Sochi 2014 Paralympic Games: Hot. Cool. Yours. March 7 -  16.

The Sochi 2014 Olympic games were amazing. Our Canadian athletes kept us on the edge of our chairs cheering with pride, from Alexandre Bilodeau winning gold in freestyle, and sharing it with his hero and brother Frédéric, to our amazing hockey teams giving us thrills that will be remembered for a lifetime.

With the Sochi Paralympic Winter Games only 11 days away, The Canadian Paralympic Committee is treating Canadian sports fans to a provocative new campaign that will compel fans to look past the disabilities of Paralympic athletes - and instead - see their complete, elite, world-class abilities.


Bold, formidable, energetic is what we'll see, as snowboarder Michelle Salt from Calgary carves the mountain using a prosthetic leg, or amputee Dominique Larocque from Quebec plays hard for Team Canada.

Canada will compete in all six sports on the program: para-snowboard, para-alpine, para-Nordic skiing, biathlon, sledge hockey and wheelchair curling. How awesome is that?

This campaign is a terrific vehicle to increase awareness of the abilities of these athletes, show what they are capable of, and how exciting their sports are!

Take a look at this tremendously exciting video to see what it's all about.


We'll be watching the games, so follow us on Facebook and Twitter for the latest news and results.
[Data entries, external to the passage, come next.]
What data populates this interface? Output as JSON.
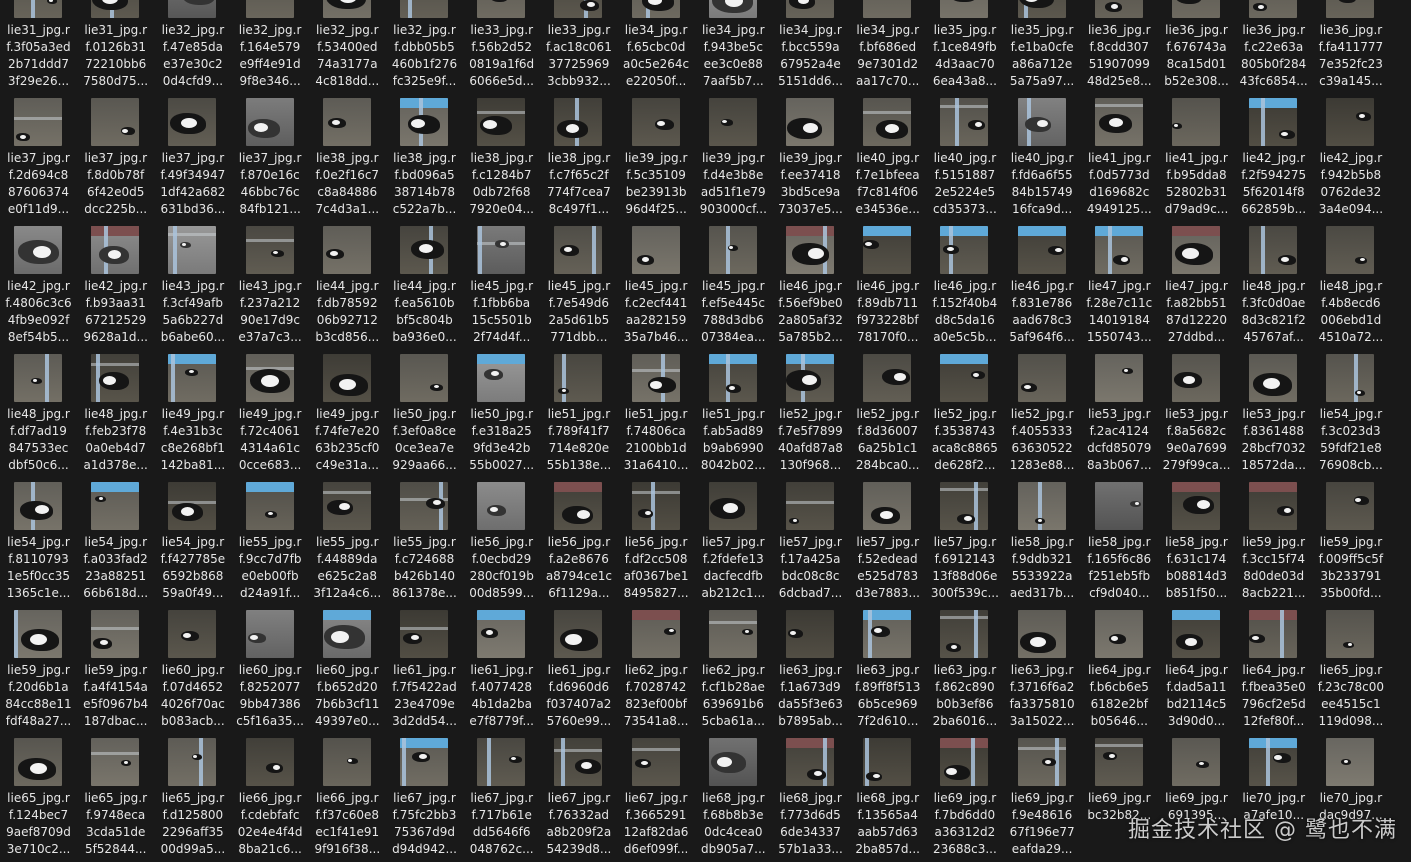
{
  "rows": [
    [
      [
        "lie31_jpg.r",
        "f.3f05a3ed",
        "2b71ddd7",
        "3f29e26..."
      ],
      [
        "lie31_jpg.r",
        "f.0126b31",
        "72210bb6",
        "7580d75..."
      ],
      [
        "lie32_jpg.r",
        "f.47e85da",
        "e37e30c2",
        "0d4cfd9..."
      ],
      [
        "lie32_jpg.r",
        "f.164e579",
        "e9ff4e91d",
        "9f8e346..."
      ],
      [
        "lie32_jpg.r",
        "f.53400ed",
        "74a3177a",
        "4c818dd..."
      ],
      [
        "lie32_jpg.r",
        "f.dbb05b5",
        "460b1f276",
        "fc325e9f..."
      ],
      [
        "lie33_jpg.r",
        "f.56b2d52",
        "0819a1f6d",
        "6066e5d..."
      ],
      [
        "lie33_jpg.r",
        "f.ac18c061",
        "37725969",
        "3cbb932..."
      ],
      [
        "lie34_jpg.r",
        "f.65cbc0d",
        "a0c5e264c",
        "e22050f..."
      ],
      [
        "lie34_jpg.r",
        "f.943be5c",
        "ee3c0e88",
        "7aaf5b7..."
      ],
      [
        "lie34_jpg.r",
        "f.bcc559a",
        "67952a4e",
        "5151dd6..."
      ],
      [
        "lie34_jpg.r",
        "f.bf686ed",
        "9e7301d2",
        "aa17c70..."
      ],
      [
        "lie35_jpg.r",
        "f.1ce849fb",
        "4d3aac70",
        "6ea43a8..."
      ],
      [
        "lie35_jpg.r",
        "f.e1ba0cfe",
        "a86a712e",
        "5a75a97..."
      ],
      [
        "lie36_jpg.r",
        "f.8cdd307",
        "51907099",
        "48d25e8..."
      ],
      [
        "lie36_jpg.r",
        "f.676743a",
        "8ca15d01",
        "b52e308..."
      ],
      [
        "lie36_jpg.r",
        "f.c22e63a",
        "805b0f284",
        "43fc6854..."
      ],
      [
        "lie36_jpg.r",
        "f.fa411777",
        "7e352fc23",
        "c39a145..."
      ]
    ],
    [
      [
        "lie37_jpg.r",
        "f.2d694c8",
        "87606374",
        "e0f11d9..."
      ],
      [
        "lie37_jpg.r",
        "f.8d0b78f",
        "6f42e0d5",
        "dcc225b..."
      ],
      [
        "lie37_jpg.r",
        "f.49f34947",
        "1df42a682",
        "631bd36..."
      ],
      [
        "lie37_jpg.r",
        "f.870e16c",
        "46bbc76c",
        "84fb121..."
      ],
      [
        "lie38_jpg.r",
        "f.0e2f16c7",
        "c8a84886",
        "7c4d3a1..."
      ],
      [
        "lie38_jpg.r",
        "f.bd096a5",
        "38714b78",
        "c522a7b..."
      ],
      [
        "lie38_jpg.r",
        "f.c1284b7",
        "0db72f68",
        "7920e04..."
      ],
      [
        "lie38_jpg.r",
        "f.c7f65c2f",
        "774f7cea7",
        "8c497f1..."
      ],
      [
        "lie39_jpg.r",
        "f.5c35109",
        "be23913b",
        "96d4f25..."
      ],
      [
        "lie39_jpg.r",
        "f.d4e3b8e",
        "ad51f1e79",
        "903000cf..."
      ],
      [
        "lie39_jpg.r",
        "f.ee37418",
        "3bd5ce9a",
        "73037e5..."
      ],
      [
        "lie40_jpg.r",
        "f.7e1bfeea",
        "f7c814f06",
        "e34536e..."
      ],
      [
        "lie40_jpg.r",
        "f.5151887",
        "2e5224e5",
        "cd35373..."
      ],
      [
        "lie40_jpg.r",
        "f.fd6a6f55",
        "84b15749",
        "16fca9d..."
      ],
      [
        "lie41_jpg.r",
        "f.0d5773d",
        "d169682c",
        "4949125..."
      ],
      [
        "lie41_jpg.r",
        "f.b95dda8",
        "52802b31",
        "d79ad9c..."
      ],
      [
        "lie42_jpg.r",
        "f.2f594275",
        "5f62014f8",
        "662859b..."
      ],
      [
        "lie42_jpg.r",
        "f.942b5b8",
        "0762de32",
        "3a4e094..."
      ]
    ],
    [
      [
        "lie42_jpg.r",
        "f.4806c3c6",
        "4fb9e092f",
        "8ef54b5..."
      ],
      [
        "lie42_jpg.r",
        "f.b93aa31",
        "67212529",
        "9628a1d..."
      ],
      [
        "lie43_jpg.r",
        "f.3cf49afb",
        "5a6b227d",
        "b6abe60..."
      ],
      [
        "lie43_jpg.r",
        "f.237a212",
        "90e17d9c",
        "e37a7c3..."
      ],
      [
        "lie44_jpg.r",
        "f.db78592",
        "06b92712",
        "b3cd856..."
      ],
      [
        "lie44_jpg.r",
        "f.ea5610b",
        "bf5c804b",
        "ba936e0..."
      ],
      [
        "lie45_jpg.r",
        "f.1fbb6ba",
        "15c5501b",
        "2f74d4f..."
      ],
      [
        "lie45_jpg.r",
        "f.7e549d6",
        "2a5d61b5",
        "771dbb..."
      ],
      [
        "lie45_jpg.r",
        "f.c2ecf441",
        "aa282159",
        "35a7b46..."
      ],
      [
        "lie45_jpg.r",
        "f.ef5e445c",
        "788d3db6",
        "07384ea..."
      ],
      [
        "lie46_jpg.r",
        "f.56ef9be0",
        "2a805af32",
        "5a785b2..."
      ],
      [
        "lie46_jpg.r",
        "f.89db711",
        "f973228bf",
        "78170f0..."
      ],
      [
        "lie46_jpg.r",
        "f.152f40b4",
        "d8c5da16",
        "a0e5c5b..."
      ],
      [
        "lie46_jpg.r",
        "f.831e786",
        "aad678c3",
        "5af964f6..."
      ],
      [
        "lie47_jpg.r",
        "f.28e7c11c",
        "14019184",
        "1550743..."
      ],
      [
        "lie47_jpg.r",
        "f.a82bb51",
        "87d12220",
        "27ddbd..."
      ],
      [
        "lie48_jpg.r",
        "f.3fc0d0ae",
        "8d3c821f2",
        "45767af..."
      ],
      [
        "lie48_jpg.r",
        "f.4b8ecd6",
        "006ebd1d",
        "4510a72..."
      ]
    ],
    [
      [
        "lie48_jpg.r",
        "f.df7ad19",
        "847533ec",
        "dbf50c6..."
      ],
      [
        "lie48_jpg.r",
        "f.feb23f78",
        "0a0eb4d7",
        "a1d378e..."
      ],
      [
        "lie49_jpg.r",
        "f.4e31b3c",
        "c8e268bf1",
        "142ba81..."
      ],
      [
        "lie49_jpg.r",
        "f.72c4061",
        "4314a61c",
        "0cce683..."
      ],
      [
        "lie49_jpg.r",
        "f.74fe7e20",
        "63b235cf0",
        "c49e31a..."
      ],
      [
        "lie50_jpg.r",
        "f.3ef0a8ce",
        "0ce3ea7e",
        "929aa66..."
      ],
      [
        "lie50_jpg.r",
        "f.e318a25",
        "9fd3e42b",
        "55b0027..."
      ],
      [
        "lie51_jpg.r",
        "f.789f41f7",
        "714e820e",
        "55b138e..."
      ],
      [
        "lie51_jpg.r",
        "f.74806ca",
        "2100bb1d",
        "31a6410..."
      ],
      [
        "lie51_jpg.r",
        "f.ab5ad89",
        "b9ab6990",
        "8042b02..."
      ],
      [
        "lie52_jpg.r",
        "f.7e5f7899",
        "40afd87a8",
        "130f968..."
      ],
      [
        "lie52_jpg.r",
        "f.8d36007",
        "6a25b1c1",
        "284bca0..."
      ],
      [
        "lie52_jpg.r",
        "f.3538743",
        "aca8c8865",
        "de628f2..."
      ],
      [
        "lie52_jpg.r",
        "f.4055333",
        "63630522",
        "1283e88..."
      ],
      [
        "lie53_jpg.r",
        "f.2ac4124",
        "dcfd85079",
        "8a3b067..."
      ],
      [
        "lie53_jpg.r",
        "f.8a5682c",
        "9e0a7699",
        "279f99ca..."
      ],
      [
        "lie53_jpg.r",
        "f.8361488",
        "28bcf7032",
        "18572da..."
      ],
      [
        "lie54_jpg.r",
        "f.3c023d3",
        "59fdf21e8",
        "76908cb..."
      ]
    ],
    [
      [
        "lie54_jpg.r",
        "f.8110793",
        "1e5f0cc35",
        "1365c1e..."
      ],
      [
        "lie54_jpg.r",
        "f.a033fad2",
        "23a88251",
        "66b618d..."
      ],
      [
        "lie54_jpg.r",
        "f.f427785e",
        "6592b868",
        "59a0f49..."
      ],
      [
        "lie55_jpg.r",
        "f.9cc7d7fb",
        "e0eb00fb",
        "d24a91f..."
      ],
      [
        "lie55_jpg.r",
        "f.44889da",
        "e625c2a8",
        "3f12a4c6..."
      ],
      [
        "lie55_jpg.r",
        "f.c724688",
        "b426b140",
        "861378e..."
      ],
      [
        "lie56_jpg.r",
        "f.0ecbd29",
        "280cf019b",
        "00d8599..."
      ],
      [
        "lie56_jpg.r",
        "f.a2e8676",
        "a8794ce1c",
        "6f1129a..."
      ],
      [
        "lie56_jpg.r",
        "f.df2cc508",
        "af0367be1",
        "8495827..."
      ],
      [
        "lie57_jpg.r",
        "f.2fdefe13",
        "dacfecdfb",
        "ab212c1..."
      ],
      [
        "lie57_jpg.r",
        "f.17a425a",
        "bdc08c8c",
        "6dcbad7..."
      ],
      [
        "lie57_jpg.r",
        "f.52edead",
        "e525d783",
        "d3e7883..."
      ],
      [
        "lie57_jpg.r",
        "f.6912143",
        "13f88d06e",
        "300f539c..."
      ],
      [
        "lie58_jpg.r",
        "f.9ddb321",
        "5533922a",
        "aed317b..."
      ],
      [
        "lie58_jpg.r",
        "f.165f6c86",
        "f251eb5fb",
        "cf9d040..."
      ],
      [
        "lie58_jpg.r",
        "f.631c174",
        "b08814d3",
        "b851f50..."
      ],
      [
        "lie59_jpg.r",
        "f.3cc15f74",
        "8d0de03d",
        "8acb221..."
      ],
      [
        "lie59_jpg.r",
        "f.009ff5c5f",
        "3b233791",
        "35b00fd..."
      ]
    ],
    [
      [
        "lie59_jpg.r",
        "f.20d6b1a",
        "84cc88e11",
        "fdf48a27..."
      ],
      [
        "lie59_jpg.r",
        "f.a4f4154a",
        "e5f0967b4",
        "187dbac..."
      ],
      [
        "lie60_jpg.r",
        "f.07d4652",
        "4026f70ac",
        "b083acb..."
      ],
      [
        "lie60_jpg.r",
        "f.8252077",
        "9bb47386",
        "c5f16a35..."
      ],
      [
        "lie60_jpg.r",
        "f.b652d20",
        "7b6b3cf11",
        "49397e0..."
      ],
      [
        "lie61_jpg.r",
        "f.7f5422ad",
        "23e4709e",
        "3d2dd54..."
      ],
      [
        "lie61_jpg.r",
        "f.4077428",
        "4b1da2ba",
        "e7f8779f..."
      ],
      [
        "lie61_jpg.r",
        "f.d6960d6",
        "f037407a2",
        "5760e99..."
      ],
      [
        "lie62_jpg.r",
        "f.7028742",
        "823ef00bf",
        "73541a8..."
      ],
      [
        "lie62_jpg.r",
        "f.cf1b28ae",
        "639691b6",
        "5cba61a..."
      ],
      [
        "lie63_jpg.r",
        "f.1a673d9",
        "da55f3e63",
        "b7895ab..."
      ],
      [
        "lie63_jpg.r",
        "f.89ff8f513",
        "6b5ce969",
        "7f2d610..."
      ],
      [
        "lie63_jpg.r",
        "f.862c890",
        "b0b3ef86",
        "2ba6016..."
      ],
      [
        "lie63_jpg.r",
        "f.3716f6a2",
        "fa3375810",
        "3a15022..."
      ],
      [
        "lie64_jpg.r",
        "f.b6cb6e5",
        "6182e2bf",
        "b05646..."
      ],
      [
        "lie64_jpg.r",
        "f.dad5a11",
        "bd2114c5",
        "3d90d0..."
      ],
      [
        "lie64_jpg.r",
        "f.fbea35e0",
        "796cf2e5d",
        "12fef80f..."
      ],
      [
        "lie65_jpg.r",
        "f.23c78c00",
        "ee4515c1",
        "119d098..."
      ]
    ],
    [
      [
        "lie65_jpg.r",
        "f.124bec7",
        "9aef8709d",
        "3e710c2..."
      ],
      [
        "lie65_jpg.r",
        "f.9748eca",
        "3cda51de",
        "5f52844..."
      ],
      [
        "lie65_jpg.r",
        "f.d125800",
        "2296aff35",
        "00d99a5..."
      ],
      [
        "lie66_jpg.r",
        "f.cdebfafc",
        "02e4e4f4d",
        "8ba21c6..."
      ],
      [
        "lie66_jpg.r",
        "f.f37c60e8",
        "ec1f41e91",
        "9f916f38..."
      ],
      [
        "lie67_jpg.r",
        "f.75fc2bb3",
        "75367d9d",
        "d94d942..."
      ],
      [
        "lie67_jpg.r",
        "f.717b61e",
        "dd5646f6",
        "048762c..."
      ],
      [
        "lie67_jpg.r",
        "f.76332ad",
        "a8b209f2a",
        "54239d8..."
      ],
      [
        "lie67_jpg.r",
        "f.3665291",
        "12af82da6",
        "d6ef099f..."
      ],
      [
        "lie68_jpg.r",
        "f.68b8b3e",
        "0dc4cea0",
        "db905a7..."
      ],
      [
        "lie68_jpg.r",
        "f.773d6d5",
        "6de34337",
        "57b1a33..."
      ],
      [
        "lie68_jpg.r",
        "f.13565a4",
        "aab57d63",
        "2ba857d..."
      ],
      [
        "lie69_jpg.r",
        "f.7bd6dd0",
        "a36312d2",
        "23688c3..."
      ],
      [
        "lie69_jpg.r",
        "f.9e48616",
        "67f196e77",
        "eafda29..."
      ],
      [
        "lie69_jpg.r",
        "",
        "bc32b82...",
        ""
      ],
      [
        "lie69_jpg.r",
        "",
        "691395...",
        ""
      ],
      [
        "lie70_jpg.r",
        "",
        "a7afe10...",
        ""
      ],
      [
        "lie70_jpg.r",
        "",
        "dac9d97...",
        ""
      ]
    ]
  ],
  "watermark": "掘金技术社区 @ 鹭也不满",
  "colors": {
    "background": "#191919",
    "label_text": "#e6e6e6",
    "dirt": "#6b6a63",
    "cow_black": "#151515",
    "cow_white": "#eeeeee",
    "fence_blue": "#a9c4dc"
  }
}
Let's show our athletes our support!!!

What do you think of this campaign, and our Canadian athletes? 

The history of the Paralympic games is quite interesting. After World War II, many veterans came home with spinal cord injuries (SCI) and little thirst for life. In 1944, a German neurologist named Sir Ludwig Guttmann set up a spinal injuries unit at The Stoke Mandeville Hospital in England where many of these veterans were sent. Guttmann realized that sport could change the physical and psychological state of his patients. He taught them archery and table tennis, and team sports like water polo. The vets became strong and confident and began looking towards the future.

The first ever Paralympic Games were launched in 1948 when Guttman organized the Stoke Mandeville Games to coincide with the London Olympic Games. That is why they are called the para – Olympic games, because they ran parallel to the Olympics.